1.3 Haushalt der EU

Zur Durchführung dieser Politiken benötigt die EU Mittel, die sie über einen komplizierten und konfliktreichen Haushaltsprozess zugewiesen bekommt (Kapitel 4.3). In allen drei Themen zeigt sich das Spannungsverhältnis zwischen dem Reformbedarf einerseits und der Wahrung von Besitzständen andererseits. Änderungen sind nur mit großen Mehrheiten bzw. einstimmig möglich. Ein Konsens kann meist nur in einem „Kuhhandel“ erreicht werden. Der Streit ums Geld ist immer präsent.

… kurz zusammengefasst  ∑

Die EU hat nicht das Recht, ihre Einnahmen selbst zu bestimmen. Vielmehr erhält sie Beiträge der Mitgliedsstaaten zugewiesen. Daraus muss sie ihre Pflichtaufgaben finanzieren – eine Verschuldung ist – bisher noch – verboten.

Die Mitgliedsstaaten haben sich zur gegenseitigen Solidarität verpflichtet und u.a. den Ausgleich regionaler Unterschiede zu ihrer Aufgabe gemacht. Wenn es um die Finanzen geht, dominiert jedoch die „Netto-Zahler-Position“ die Debatte: Wie viel muss ein Land einzahlen und wie viel bekommt es wieder zurück?

Insgesamt ist das Budget der EU mit ca. 1% des gesamten Bruttoinlandsprodukts (BIP) winzig klein, wenn auch die Umverteilung zwischen den Mitgliedsstaaten z.T. 4% des BIP des Empfängerlandes pro Jahr erreichen konnte. Mit der Aufnahme von acht neuen „armen“ Mitgliedern (2004/2007) wurde eine Umschichtung bisheriger Zahlungen erzwungen.

Wegen der politischen und militärischen Veränderungen (Krieg im Nahen Osten, Flüchtlinge, Migration, Verschiebung der Lasten für die NATO auf europäische Staaten durch US-Präsident Trump) muss die EU künftig mehr Mittel für gemeinsame Aufgaben einsetzen. Wie diese aufgebracht werden sollen ist politisch hart umkämpft:

  • die „reichen“ Länder zahlen mehr
  • die „armen“ Länder erhalten weniger Subventionen als bisher
  • die Landwirte können nicht mehr einen so großen Teil des europäischen Budgets beanspruchen
  • die EU erhält das Recht sich am Kapitalmarkt Kredite zu besorgen und so von der Zahlungsbereitschaft der Mitgliedsstaaten unabhängig zu machen.
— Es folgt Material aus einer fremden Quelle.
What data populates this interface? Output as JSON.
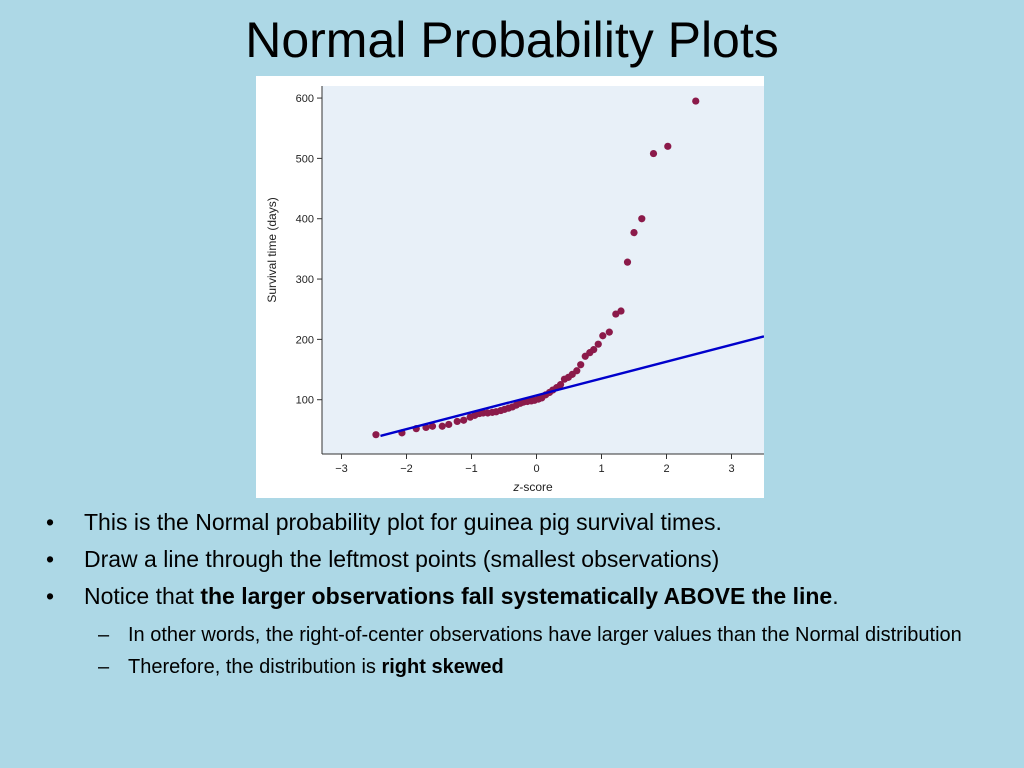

Jeder Vorschlag wird von den einzelnen Mitgliedsstaaten danach beurteilt, ob sich dabei ihre eigene finanzielle Position verbessern dürfte.

Neues Material

  • Vorschlag zu einer grundlegenden Neuordnung der EU-Finanzen, ausgearbeitet von einer hochrangig besetzten Expertengruppe unter Leitung von Mario Monti (2016/17). Dort werden verschiedene Quellen für eigene Einnahmen der EU zur Diskussion gestellt (div. Reports auf der Web-site). Zum Thema auch: Núñez Ferrer, J. 2016. The Multiannual Financial Framework post-2020: Balancing political ambition and realism. CEPS Policy Paper, (2) (link).
  • Der Betrug bei der Verwendung von Geldern aus dem EU-Haushalt muss durch die nationalen Regierungen unterbunden werden – sie tragen die Verantwortung für die korrekte Verwendung der EU-Mittel, die für Projekte in ihrem Land zur Verfügung gestellt wurden. Zusätzlich bekämpft eine nachgeordneten Dienststelle der Kommission, OLAF, den Betrug. Das Britische Parlament hat in seinem Bericht 2013 erhebliche Kritik an der Überwachung durch OLAF geäußert (European Union Committee – Twelfth Report, The Fight Against Fraud on the EU’s Finances).
  • Welche Finanzströme fließen zwischen den Mitgliedsstaaten durch den EU-Haushalt? Damit beschäftigt ich ein gut lesbarer Bericht, der auch auf die politisch aufgeladene Thematik der „Netto-Zahler“ eingeht: Busch, B. 2016. Finanzielle Beziehungen zwischen den Mitgliedstaaten der Europäischen Union – Eine Bestandsaufnahme. IW Report, (21) (link)
  • Wissenschafter warnten die deutsche Regierung vor einer Ausweitung der finanziellen Kompetenzen der EU, wenn diese nicht vom Wähler legitimiert würde. Außerdem verweisen sie auf die möglichen Fehlanreize: Finanzen, Wissenschaftlicher Beirat beim Bundesministerium der. 2016. Reform der EU-Finanzierung: Subsidiarität und Transparenz stärken (link).